Four residents former troopers from Lawrence County made the trip to the annual memorial service which honored Lawrence County’s own Indiana State Police Trooper Robert Craig Gillespie. They were Tom Cox, Jim Richardson, Lonnie Summers, and Vernon Wright.
Indiana State Police Trooper Robert Craig Gillespie
Trooper Gillespie gave his life in the line of duty on June 8, 1962. Trooper Gillespie was responding to a request for assistance in the Town of Mitchell. He was traveling at a high rate of speed with emergency lights on when he was forced to leave the road when a pick-up truck slowed in front of him. Leaving the highway to avoid the truck, Trooper Gillespie swerved back on the highway to avoid another car in his path. His vehicle then was struck by another car. Trooper Gillespie died as a result of his injuries.
Trooper Gillespie, from Bedford, was assigned to the Seymour Post. His wife and six children survived him.
In 1951, he was awarded the agencies Gold Star Award for Valor when, in spite of gunshot wounds, he continued to pursue a couple who fired at him.
A portion of State Road 37 near Mitchell is dedicated in his memory – “Trooper Robert Gillespie Memorial Mile.”
During the service, each of the trooper names was read, the date they started with the Indiana State Police and the day they gave their lives in the line of duty.
The sound of Taps filled the air, and a closing prayer was said by former Trooper Larry Valentine.
Larry Valentine concludes service with prayer at today’s memorial service.
Trooper Sam Gillespie, the grandson of Stephen Gillespie, told WBIW. “It is an honor and privilege to wear the same uniform that my grandfather wore. I wear the same shooting pin that my grandfather wore, and although I never got to meet him.”
Trooper Sam Gillespie honored to serve in his grandfather’s footsteps.
Retired Trooper Jim Richardson spoke of how it was hard to fill the shoes of Trooper Robert Gillespie. Richardson transferred to the Seymour post to fill the vacancy after Gillespie’s death.

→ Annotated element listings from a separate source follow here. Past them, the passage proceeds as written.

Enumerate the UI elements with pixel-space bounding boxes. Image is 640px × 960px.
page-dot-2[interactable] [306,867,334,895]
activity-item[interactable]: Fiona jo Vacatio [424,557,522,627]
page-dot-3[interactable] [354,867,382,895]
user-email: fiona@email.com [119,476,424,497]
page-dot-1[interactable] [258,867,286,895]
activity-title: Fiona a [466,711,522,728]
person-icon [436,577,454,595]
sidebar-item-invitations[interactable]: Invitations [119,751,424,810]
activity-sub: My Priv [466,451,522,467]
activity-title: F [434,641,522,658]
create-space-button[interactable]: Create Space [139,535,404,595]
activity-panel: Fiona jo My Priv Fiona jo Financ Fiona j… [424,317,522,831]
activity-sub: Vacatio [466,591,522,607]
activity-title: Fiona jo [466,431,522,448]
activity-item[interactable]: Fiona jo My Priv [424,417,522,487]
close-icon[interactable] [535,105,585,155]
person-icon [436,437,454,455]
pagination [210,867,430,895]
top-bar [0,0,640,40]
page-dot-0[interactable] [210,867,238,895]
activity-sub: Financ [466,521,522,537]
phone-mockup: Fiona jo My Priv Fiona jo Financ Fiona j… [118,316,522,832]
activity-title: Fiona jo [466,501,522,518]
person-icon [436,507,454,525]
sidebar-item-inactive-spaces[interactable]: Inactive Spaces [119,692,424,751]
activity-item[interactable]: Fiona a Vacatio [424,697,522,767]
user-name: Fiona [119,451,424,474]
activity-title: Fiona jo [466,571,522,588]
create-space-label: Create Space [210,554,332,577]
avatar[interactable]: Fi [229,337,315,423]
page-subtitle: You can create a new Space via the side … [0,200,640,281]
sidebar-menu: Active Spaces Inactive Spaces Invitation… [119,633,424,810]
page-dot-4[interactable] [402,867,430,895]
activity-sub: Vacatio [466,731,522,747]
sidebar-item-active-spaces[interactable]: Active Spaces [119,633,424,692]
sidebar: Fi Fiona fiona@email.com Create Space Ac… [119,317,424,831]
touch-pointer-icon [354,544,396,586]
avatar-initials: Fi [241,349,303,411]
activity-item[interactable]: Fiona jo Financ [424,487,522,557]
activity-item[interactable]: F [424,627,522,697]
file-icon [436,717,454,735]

“He was a very tough act to follow,” he added. “It was a difficult time for the post and those who worked with Trooper Gillespie.:
Richardson reflected on how things have improved.
“Today, troopers wear bulletproof vests,” he added. “Back then there was only one radar gun, and the cars had no air conditioning.”
“It is always an honor to keep the memory of those who have been killed in the line of duty,” says ISP Sgt. Curt Durnil. “Each year, in May the Bloomington Post conducts the memorial service.”